I had come into residency to learn how to be a surgeon. I had thought that meant simply learning the repertoire of moves and techniques involved in doing an operation or making a diagnosis. In fact, there was also the new and delicate matter of talking patients through their decisions—something that sometimes entailed its own repertoire of moves and techniques.

Suppose you’re a doctor. You’re in an examination room of your clinic—one of those cramped spaces with fluorescent lights, a Matisse poster on the wall, a box of latex gloves on the counter, and a cold, padded patient table as centerpiece—seeing a female patient in her forties. She’s a mother of two and a partner in a downtown law firm. Despite the circumstances, and the flimsy paper gown she’s in, she manages to maintain her composure. You feel no mass or abnormality in her breasts. She had a mammogram before seeing you, and now you review the radiologist’s report, which reads, “There is a faint group of punctate, clustered calcifications in the upper outer quadrant of the left breast that were not clearly present on the prior examination. Biopsy must be considered to exclude the possibility of malignancy.” Translation: worrisome features have appeared; they could mean breast cancer.

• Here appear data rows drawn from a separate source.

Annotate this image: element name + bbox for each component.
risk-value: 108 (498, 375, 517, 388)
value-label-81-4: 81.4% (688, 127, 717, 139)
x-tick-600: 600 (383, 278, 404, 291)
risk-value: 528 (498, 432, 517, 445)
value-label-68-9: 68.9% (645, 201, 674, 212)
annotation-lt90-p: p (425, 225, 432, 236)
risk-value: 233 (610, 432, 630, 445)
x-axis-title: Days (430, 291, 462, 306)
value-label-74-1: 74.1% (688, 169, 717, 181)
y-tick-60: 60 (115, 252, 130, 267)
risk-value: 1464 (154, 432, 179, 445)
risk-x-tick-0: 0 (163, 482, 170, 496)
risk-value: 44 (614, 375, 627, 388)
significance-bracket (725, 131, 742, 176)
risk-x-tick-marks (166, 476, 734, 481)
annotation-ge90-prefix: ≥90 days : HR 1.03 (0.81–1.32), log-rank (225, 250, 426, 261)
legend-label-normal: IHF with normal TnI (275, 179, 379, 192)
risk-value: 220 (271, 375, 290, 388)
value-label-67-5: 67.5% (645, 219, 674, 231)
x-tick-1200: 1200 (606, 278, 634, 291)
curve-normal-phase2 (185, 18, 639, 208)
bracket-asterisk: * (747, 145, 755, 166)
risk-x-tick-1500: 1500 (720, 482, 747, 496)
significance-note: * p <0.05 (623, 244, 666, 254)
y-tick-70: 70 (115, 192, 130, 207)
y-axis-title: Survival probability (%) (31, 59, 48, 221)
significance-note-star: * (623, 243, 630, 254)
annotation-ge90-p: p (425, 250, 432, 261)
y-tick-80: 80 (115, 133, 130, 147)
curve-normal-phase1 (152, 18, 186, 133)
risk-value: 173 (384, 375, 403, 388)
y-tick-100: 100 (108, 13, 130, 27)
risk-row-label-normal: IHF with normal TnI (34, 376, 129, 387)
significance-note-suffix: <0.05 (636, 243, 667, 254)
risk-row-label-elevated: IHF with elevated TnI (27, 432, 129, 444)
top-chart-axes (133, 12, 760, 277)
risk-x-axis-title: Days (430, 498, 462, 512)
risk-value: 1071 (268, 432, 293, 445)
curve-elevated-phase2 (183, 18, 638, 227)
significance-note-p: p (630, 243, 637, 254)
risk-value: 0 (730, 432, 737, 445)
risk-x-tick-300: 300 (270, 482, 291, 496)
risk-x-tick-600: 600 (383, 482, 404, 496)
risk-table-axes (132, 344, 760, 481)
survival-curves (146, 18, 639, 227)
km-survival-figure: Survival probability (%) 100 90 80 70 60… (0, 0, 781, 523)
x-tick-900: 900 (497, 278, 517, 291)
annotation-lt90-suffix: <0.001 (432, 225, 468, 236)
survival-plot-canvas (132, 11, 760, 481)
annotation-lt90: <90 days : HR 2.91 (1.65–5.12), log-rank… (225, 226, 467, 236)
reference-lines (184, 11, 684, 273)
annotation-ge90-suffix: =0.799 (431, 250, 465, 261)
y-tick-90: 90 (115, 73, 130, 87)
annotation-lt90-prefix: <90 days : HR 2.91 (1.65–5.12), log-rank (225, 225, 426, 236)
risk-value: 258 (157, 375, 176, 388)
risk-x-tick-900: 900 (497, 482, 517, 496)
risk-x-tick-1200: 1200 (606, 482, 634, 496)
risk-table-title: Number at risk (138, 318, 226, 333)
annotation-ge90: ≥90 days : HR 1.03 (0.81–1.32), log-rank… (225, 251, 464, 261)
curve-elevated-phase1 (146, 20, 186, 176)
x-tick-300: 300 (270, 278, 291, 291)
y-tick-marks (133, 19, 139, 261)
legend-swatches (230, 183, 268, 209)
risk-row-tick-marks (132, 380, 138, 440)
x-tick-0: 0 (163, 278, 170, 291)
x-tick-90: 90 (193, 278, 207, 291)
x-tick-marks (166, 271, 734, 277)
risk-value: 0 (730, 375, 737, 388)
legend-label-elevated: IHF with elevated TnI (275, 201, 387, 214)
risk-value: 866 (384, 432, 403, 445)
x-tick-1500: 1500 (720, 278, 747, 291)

You tell her the news. Given the findings, you say, you think she ought to have a biopsy. She groans, and then stiffens. “Every time I see one of you people, you find something you want biopsied,” she says. Three times in the past five years, her annual mammogram has revealed an area of “suspicious” calcifications. Three times a surgeon has taken her to the operating room and removed the tissue in question. And three times, under the pathologist’s microscope, it has proved to be benign. “You just don’t know when enough is enough,” she says. “Whatever these specks are that keep turning up, they’ve
proved to be normal.” She pauses, and decides. “I’m not getting another goddam biopsy,” she says, and she stands up to get dressed.